Strong global and local supply of canola is bearish for prices, however, there may be improvements in demand next year with proposed changes to biofuel mandates in the European Union and a potential reduction in Canada’s export capacity later in the year, the report said.
Prices for non-GM canola Track/Free-In-Store are expected to trade between $700 and $830/tonne in 2023.
Pulses were “still looking for love”, the report said, with more than 18 per cent of last year’s Australian pulse harvest estimated to be unsold, with this figure significantly higher in Queensland.
“A large rebound in lentil production in Canada is expected to weigh on prices over the next 12 months, while economic and political turmoil in Australia’s second-largest export market of Sri Lanka will also limit demand in 2023,” Mr Voznesenski said.
“However, in the short term, recent rains and damage to the Victorian lentil crop could see price support.”

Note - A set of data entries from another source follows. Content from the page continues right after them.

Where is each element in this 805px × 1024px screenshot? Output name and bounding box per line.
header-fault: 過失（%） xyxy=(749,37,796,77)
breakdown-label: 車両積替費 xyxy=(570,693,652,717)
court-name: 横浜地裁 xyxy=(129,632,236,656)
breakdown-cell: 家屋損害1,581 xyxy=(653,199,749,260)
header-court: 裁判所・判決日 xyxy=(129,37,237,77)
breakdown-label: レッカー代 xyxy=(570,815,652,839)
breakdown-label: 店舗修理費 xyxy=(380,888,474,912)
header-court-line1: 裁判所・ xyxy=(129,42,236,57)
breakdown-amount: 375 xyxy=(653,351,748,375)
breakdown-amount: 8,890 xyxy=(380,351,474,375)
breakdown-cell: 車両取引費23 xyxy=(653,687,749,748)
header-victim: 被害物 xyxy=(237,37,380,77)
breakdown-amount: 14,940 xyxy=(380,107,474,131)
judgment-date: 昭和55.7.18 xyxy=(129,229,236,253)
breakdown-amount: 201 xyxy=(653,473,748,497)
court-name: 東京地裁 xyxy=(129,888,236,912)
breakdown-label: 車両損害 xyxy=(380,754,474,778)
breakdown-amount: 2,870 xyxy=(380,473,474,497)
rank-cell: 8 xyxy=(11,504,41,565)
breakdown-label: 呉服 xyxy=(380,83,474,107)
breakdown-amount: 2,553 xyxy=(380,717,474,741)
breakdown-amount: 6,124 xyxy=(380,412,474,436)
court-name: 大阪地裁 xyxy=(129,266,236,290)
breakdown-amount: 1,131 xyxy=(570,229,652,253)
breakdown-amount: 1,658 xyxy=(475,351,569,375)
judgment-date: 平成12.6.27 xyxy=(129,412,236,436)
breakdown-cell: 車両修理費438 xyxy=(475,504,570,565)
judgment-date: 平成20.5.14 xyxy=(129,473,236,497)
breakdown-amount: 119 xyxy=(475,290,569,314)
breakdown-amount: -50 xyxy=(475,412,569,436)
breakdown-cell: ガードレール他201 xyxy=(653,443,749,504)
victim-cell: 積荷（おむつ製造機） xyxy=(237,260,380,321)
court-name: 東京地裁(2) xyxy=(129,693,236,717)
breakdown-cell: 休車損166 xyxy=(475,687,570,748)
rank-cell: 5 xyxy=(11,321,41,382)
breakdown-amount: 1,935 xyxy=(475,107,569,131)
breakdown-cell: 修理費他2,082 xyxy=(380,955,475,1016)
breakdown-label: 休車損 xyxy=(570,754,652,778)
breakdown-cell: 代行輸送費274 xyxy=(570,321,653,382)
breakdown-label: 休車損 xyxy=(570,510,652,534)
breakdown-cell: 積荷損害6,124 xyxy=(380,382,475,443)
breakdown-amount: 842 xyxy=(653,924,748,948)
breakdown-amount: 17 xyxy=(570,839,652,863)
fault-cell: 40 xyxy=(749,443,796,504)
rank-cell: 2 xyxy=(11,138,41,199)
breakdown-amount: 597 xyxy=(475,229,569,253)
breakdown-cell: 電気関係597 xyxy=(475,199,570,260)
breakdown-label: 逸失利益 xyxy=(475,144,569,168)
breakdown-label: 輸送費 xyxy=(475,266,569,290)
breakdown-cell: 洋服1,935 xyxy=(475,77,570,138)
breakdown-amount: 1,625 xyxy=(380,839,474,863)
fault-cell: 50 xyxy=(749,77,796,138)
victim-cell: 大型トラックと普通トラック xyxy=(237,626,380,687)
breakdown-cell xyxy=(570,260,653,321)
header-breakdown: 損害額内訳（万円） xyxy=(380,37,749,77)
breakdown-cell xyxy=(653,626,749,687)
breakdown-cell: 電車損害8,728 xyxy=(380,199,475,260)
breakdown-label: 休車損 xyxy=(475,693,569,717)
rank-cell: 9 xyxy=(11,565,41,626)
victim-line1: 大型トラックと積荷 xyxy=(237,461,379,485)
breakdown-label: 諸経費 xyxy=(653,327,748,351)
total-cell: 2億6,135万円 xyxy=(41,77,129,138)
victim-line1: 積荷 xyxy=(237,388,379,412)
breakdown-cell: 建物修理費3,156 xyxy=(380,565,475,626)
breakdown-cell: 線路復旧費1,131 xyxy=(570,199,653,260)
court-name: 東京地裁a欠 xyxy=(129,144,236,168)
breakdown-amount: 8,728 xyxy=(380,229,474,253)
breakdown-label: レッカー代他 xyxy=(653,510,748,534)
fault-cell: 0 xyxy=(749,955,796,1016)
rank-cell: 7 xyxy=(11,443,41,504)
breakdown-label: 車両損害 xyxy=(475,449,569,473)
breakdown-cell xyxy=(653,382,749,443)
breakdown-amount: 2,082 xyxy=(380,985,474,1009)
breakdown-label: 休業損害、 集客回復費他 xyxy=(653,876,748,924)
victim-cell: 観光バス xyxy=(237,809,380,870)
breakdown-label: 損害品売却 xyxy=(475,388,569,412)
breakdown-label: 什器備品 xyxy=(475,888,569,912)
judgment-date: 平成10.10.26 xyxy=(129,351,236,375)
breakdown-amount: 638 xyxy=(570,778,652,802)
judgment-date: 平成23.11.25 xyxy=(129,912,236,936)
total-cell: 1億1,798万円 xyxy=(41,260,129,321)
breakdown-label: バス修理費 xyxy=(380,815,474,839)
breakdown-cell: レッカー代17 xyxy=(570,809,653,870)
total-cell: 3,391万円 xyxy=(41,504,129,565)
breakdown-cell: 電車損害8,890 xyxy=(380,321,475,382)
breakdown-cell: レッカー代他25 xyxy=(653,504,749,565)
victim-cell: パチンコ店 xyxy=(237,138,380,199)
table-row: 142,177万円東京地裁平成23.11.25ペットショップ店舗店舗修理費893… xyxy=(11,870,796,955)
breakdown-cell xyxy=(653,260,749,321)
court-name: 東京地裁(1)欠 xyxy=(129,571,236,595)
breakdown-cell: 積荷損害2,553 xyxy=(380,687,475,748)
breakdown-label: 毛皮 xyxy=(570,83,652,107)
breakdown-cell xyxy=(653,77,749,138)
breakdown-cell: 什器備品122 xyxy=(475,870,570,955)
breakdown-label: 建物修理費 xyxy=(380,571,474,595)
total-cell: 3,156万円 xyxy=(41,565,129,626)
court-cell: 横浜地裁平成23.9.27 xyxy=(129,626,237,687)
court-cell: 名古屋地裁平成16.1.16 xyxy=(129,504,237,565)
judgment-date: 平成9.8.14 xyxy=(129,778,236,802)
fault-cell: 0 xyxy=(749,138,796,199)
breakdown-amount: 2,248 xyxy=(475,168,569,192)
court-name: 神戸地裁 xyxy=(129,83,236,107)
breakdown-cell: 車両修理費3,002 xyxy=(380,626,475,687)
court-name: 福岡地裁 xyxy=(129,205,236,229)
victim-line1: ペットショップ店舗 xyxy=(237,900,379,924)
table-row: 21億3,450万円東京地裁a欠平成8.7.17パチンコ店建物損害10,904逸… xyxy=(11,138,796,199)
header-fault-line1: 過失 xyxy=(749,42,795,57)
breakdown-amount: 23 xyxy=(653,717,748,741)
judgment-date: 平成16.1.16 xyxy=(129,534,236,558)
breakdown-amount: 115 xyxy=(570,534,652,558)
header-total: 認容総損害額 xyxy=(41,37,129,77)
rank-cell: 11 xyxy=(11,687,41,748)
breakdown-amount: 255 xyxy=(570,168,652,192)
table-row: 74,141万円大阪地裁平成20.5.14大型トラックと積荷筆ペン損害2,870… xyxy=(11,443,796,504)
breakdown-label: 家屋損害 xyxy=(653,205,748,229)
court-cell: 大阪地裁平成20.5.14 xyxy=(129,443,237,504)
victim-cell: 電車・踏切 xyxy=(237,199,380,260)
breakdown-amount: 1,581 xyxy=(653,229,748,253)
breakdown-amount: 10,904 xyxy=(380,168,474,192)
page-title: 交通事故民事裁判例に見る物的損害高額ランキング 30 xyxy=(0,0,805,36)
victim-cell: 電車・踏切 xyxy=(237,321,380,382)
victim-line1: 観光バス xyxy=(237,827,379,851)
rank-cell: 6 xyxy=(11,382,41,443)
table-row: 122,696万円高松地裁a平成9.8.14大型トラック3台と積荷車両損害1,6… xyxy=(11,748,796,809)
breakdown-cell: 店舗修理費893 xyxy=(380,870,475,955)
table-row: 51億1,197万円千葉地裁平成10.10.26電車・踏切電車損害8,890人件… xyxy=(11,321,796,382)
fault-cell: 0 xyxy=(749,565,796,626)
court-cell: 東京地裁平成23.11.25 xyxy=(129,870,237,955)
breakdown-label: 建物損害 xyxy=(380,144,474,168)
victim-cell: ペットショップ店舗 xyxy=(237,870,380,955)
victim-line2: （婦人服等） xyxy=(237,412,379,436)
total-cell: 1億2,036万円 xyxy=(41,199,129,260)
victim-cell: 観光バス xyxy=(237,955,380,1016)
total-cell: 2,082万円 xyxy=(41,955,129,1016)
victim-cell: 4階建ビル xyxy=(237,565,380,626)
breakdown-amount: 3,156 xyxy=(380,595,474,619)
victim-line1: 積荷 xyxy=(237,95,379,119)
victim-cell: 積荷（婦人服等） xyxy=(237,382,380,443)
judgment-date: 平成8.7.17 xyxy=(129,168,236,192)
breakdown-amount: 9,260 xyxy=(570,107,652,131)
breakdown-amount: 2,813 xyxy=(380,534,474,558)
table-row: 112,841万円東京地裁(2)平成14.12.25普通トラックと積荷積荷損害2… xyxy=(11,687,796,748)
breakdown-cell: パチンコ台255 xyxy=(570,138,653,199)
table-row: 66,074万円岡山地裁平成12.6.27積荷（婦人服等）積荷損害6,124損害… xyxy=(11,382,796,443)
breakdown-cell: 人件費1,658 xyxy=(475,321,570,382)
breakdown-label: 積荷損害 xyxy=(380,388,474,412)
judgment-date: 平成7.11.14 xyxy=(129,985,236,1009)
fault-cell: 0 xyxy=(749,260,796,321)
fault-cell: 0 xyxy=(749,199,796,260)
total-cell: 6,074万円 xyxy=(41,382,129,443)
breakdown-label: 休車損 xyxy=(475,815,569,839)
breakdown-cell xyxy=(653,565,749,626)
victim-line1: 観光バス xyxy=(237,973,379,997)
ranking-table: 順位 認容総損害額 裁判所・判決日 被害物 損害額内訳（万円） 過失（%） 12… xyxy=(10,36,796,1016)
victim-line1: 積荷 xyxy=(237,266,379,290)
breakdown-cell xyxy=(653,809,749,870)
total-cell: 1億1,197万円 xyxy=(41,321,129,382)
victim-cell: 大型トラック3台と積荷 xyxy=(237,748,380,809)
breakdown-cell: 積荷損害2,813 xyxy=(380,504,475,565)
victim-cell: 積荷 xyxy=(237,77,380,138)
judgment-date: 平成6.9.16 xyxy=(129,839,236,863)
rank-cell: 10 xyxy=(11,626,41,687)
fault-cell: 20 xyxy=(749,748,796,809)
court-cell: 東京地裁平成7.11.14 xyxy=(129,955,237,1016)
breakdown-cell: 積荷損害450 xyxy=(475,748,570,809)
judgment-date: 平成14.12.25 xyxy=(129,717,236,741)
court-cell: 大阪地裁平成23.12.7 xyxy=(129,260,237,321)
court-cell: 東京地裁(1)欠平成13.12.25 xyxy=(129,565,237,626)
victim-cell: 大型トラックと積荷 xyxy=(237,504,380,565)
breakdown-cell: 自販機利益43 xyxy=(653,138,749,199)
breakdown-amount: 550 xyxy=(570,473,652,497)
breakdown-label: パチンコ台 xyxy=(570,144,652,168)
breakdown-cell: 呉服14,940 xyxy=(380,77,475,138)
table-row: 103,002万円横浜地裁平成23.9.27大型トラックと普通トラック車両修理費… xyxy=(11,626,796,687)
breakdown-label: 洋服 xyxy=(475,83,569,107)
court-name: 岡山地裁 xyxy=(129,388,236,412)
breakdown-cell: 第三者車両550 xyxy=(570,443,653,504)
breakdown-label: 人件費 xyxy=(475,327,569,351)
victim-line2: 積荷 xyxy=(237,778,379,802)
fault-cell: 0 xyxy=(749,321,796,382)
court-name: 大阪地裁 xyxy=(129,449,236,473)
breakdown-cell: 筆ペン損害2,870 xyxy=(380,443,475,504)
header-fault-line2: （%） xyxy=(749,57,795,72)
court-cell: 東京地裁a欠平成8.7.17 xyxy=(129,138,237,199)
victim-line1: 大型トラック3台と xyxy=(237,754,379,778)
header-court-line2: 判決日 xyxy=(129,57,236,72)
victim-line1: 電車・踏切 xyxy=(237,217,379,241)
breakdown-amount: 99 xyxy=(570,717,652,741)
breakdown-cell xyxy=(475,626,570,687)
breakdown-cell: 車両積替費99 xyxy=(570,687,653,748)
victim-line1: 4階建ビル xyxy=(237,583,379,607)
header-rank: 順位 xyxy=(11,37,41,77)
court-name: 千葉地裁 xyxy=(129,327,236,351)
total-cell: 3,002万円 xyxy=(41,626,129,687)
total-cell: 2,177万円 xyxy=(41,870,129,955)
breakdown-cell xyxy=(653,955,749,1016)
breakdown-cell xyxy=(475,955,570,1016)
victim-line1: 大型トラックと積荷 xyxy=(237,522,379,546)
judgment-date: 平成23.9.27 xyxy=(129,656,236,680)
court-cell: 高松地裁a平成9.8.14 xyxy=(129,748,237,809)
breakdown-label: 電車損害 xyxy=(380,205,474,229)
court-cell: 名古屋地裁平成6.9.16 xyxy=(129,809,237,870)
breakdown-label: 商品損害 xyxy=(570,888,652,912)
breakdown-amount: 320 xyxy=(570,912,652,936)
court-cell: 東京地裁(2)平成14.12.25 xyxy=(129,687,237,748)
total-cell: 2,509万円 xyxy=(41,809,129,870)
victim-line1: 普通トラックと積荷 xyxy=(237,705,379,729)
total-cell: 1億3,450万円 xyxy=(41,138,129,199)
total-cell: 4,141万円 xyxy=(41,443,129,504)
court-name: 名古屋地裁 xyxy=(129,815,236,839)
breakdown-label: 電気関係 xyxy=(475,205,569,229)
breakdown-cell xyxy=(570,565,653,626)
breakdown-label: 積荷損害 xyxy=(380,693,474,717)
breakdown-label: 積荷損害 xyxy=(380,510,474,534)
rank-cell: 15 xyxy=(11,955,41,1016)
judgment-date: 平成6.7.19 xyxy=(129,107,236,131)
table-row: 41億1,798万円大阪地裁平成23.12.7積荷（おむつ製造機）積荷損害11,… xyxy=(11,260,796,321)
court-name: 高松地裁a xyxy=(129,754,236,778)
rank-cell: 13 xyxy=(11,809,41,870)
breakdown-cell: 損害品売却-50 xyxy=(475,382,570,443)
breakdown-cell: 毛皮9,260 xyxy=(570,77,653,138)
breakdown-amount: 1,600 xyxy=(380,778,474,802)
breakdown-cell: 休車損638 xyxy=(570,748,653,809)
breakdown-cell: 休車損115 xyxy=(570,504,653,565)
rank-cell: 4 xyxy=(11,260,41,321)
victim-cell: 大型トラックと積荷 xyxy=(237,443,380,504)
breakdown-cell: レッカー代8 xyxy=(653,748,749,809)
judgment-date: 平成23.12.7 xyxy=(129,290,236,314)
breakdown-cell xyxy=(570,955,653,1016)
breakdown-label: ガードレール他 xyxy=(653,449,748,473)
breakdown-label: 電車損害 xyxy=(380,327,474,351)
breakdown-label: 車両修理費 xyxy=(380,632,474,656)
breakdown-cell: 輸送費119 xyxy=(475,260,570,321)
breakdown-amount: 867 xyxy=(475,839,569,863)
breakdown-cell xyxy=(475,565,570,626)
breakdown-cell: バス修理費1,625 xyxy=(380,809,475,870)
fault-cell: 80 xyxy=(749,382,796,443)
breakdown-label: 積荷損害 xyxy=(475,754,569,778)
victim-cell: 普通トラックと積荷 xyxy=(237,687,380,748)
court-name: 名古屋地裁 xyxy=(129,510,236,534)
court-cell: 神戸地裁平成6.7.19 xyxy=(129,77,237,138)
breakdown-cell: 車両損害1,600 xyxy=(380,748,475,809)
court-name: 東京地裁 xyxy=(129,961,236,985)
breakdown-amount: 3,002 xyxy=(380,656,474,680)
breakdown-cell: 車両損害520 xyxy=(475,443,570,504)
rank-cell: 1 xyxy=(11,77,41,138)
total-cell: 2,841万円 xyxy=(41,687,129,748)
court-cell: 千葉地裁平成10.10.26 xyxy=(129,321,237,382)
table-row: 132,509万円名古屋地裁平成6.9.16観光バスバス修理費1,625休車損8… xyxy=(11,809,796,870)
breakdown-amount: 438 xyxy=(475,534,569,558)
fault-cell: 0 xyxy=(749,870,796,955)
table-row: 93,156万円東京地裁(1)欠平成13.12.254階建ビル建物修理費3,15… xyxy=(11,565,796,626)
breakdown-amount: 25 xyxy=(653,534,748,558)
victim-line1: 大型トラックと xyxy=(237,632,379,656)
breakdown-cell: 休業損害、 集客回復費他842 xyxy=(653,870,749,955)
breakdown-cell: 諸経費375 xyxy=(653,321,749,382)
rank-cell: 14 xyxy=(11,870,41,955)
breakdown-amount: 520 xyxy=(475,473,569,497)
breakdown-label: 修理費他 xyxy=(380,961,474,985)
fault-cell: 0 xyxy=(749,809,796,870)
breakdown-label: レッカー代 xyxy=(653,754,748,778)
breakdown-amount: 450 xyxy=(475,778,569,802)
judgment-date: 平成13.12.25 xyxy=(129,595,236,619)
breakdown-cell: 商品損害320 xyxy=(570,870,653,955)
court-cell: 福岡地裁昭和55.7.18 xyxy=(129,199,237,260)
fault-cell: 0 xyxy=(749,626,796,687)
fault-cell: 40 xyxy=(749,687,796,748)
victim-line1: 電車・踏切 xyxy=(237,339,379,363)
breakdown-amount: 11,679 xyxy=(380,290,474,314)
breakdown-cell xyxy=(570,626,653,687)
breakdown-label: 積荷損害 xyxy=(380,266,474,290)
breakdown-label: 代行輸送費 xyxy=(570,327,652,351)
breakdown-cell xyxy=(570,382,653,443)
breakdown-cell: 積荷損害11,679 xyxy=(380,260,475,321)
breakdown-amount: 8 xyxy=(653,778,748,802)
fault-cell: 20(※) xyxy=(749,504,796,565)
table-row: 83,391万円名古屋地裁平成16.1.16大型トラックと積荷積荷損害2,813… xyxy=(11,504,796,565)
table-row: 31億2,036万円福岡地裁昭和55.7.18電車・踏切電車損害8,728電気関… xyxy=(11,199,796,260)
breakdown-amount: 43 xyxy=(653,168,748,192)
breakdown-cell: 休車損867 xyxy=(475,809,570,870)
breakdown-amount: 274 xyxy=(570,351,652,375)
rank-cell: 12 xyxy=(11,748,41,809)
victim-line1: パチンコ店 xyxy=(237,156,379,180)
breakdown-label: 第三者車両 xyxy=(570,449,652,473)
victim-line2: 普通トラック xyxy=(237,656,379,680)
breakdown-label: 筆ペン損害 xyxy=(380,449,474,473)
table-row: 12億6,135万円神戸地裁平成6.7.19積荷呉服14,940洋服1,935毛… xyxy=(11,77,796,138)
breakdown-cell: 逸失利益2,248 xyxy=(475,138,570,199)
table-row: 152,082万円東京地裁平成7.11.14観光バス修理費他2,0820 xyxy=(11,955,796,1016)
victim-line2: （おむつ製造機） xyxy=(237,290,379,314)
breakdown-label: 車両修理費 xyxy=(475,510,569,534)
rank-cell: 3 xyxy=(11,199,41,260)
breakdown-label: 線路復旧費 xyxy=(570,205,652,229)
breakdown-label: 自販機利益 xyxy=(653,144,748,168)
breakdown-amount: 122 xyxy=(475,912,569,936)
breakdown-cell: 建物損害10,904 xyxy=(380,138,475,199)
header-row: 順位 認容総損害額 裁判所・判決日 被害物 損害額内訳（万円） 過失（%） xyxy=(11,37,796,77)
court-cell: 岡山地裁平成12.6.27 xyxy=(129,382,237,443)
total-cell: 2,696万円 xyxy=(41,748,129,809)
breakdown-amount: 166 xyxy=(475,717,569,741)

The outlook for chickpeas remains largely bearish, though early next year may see some upside from increased purchases from Bangladesh ahead of Ramadan.
Farm input costs bite
Farm input costs — which have risen substantially over the past year — could weigh significantly on farm margins ”moving forward”, Mr Voznesenski said.
However, while there is notable risk for urea prices increasing, reprieve may be due for other fertilisers and agrochemicals in the near term.
Mr Voznesenski said with urea production significantly dependent on natural gas — which has been skyrocketing in price in Europe — the bank sees urea prices as having the largest “upside risk” moving into 2023.
For phosphates, there had been “demand destruction”, the report said, with high prices resulting in lower usage and larger than initially anticipated inventory, especially in the Americas, which was indicative of further price declines.
“The downward slide in global potash prices is likely to persist for the coming months, with regional benchmarks taking a cue from further anticipated weakness in the Americas,” Mr Voznesenski said.
“Still, geopolitics around Russia and Belarus can definitely impact prices of both phosphate and potash.”
An expansion of agrochemical production capacity in China had seen prices decline this year, the Rabobank report said.
“And under our base case, we expect further downside moving into next year,” Mr Voznesenski said.